Он приблизился к двери и увидел в проеме старика в инвалидном кресле. Маргарита Игоревна одной рукой поправляла плед, лежавший у него на коленях, а другой держала у его губ стакан с водой.

Старик отвел от губ стакан морщинистой рукой, повернул седую голову и взглянул на Глеба. Мясистый лоб старика был рассечен надвое огромным шрамом. Шрам переходил на верхнее веко и упирался в бельмо на глазу.

– Кого ты привела? – произнес он скрипучим голосом.

Князева оглянулась, увидела Глеба и злобно нахмурилась:

– Это просто знакомый. Отдыхай, тебе не о чем волноваться.

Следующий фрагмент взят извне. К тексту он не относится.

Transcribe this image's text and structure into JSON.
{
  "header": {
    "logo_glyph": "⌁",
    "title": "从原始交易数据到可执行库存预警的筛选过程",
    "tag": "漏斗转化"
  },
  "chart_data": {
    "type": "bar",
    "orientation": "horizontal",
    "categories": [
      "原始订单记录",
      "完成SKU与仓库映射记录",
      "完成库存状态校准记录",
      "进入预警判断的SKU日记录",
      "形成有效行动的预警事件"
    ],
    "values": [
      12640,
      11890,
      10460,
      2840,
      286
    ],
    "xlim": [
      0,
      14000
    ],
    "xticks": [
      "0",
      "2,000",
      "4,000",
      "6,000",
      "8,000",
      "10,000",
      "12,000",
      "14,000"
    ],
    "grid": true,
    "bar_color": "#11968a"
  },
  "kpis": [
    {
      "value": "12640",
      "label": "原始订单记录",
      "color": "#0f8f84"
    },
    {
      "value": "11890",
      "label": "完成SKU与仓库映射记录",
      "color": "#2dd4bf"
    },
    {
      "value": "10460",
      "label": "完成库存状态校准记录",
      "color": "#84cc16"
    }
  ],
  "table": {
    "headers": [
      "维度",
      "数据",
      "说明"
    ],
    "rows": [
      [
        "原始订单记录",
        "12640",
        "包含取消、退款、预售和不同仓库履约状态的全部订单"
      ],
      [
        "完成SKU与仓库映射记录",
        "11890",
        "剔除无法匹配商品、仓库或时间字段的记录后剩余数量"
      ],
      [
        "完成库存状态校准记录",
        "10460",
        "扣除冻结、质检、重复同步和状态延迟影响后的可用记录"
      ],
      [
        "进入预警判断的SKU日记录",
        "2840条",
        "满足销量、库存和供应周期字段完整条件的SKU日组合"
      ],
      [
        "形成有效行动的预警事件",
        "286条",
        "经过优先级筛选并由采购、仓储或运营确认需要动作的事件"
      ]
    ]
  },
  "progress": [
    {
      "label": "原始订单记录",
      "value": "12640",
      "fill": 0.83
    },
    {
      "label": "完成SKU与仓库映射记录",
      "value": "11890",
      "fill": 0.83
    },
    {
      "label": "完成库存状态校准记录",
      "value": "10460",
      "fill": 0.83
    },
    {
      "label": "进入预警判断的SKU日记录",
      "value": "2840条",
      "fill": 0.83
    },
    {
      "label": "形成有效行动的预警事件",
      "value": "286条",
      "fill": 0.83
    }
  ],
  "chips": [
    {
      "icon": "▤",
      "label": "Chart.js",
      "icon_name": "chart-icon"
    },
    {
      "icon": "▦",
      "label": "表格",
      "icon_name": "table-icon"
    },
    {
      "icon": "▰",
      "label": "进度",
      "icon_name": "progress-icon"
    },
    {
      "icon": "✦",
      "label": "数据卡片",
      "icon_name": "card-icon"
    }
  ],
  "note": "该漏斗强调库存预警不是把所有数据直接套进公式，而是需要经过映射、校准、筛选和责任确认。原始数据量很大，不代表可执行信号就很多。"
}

– Кто он?! – хрипло каркнул старик.

– Никто. Я его сейчас выпровожу.

Она поставила стакан на стол, шагнула к двери, вытолкнула Глеба в гостиную и взволнованно произнесла:

– Выйдите отсюда. Выйдите, прошу вас!

Глеб повиновался. Она шагнула следом за ним и закрыла за собой дверь:

– Зачем вы сюда пришли?

– Хотел помочь…

– Помочь?!

– Простите, я сглупил. Послушайте, эти маски на стеллажах… Откуда они?

– Эти маски – моя работа. Я пластический гример.

– Никогда не слышал о такой профессии.

– Теперь услышали. Вам пора уходить.

– Да. Конечно.

– Я провожу вас до двери! Идемте!

Глебу не оставалось ничего иного, как повиноваться.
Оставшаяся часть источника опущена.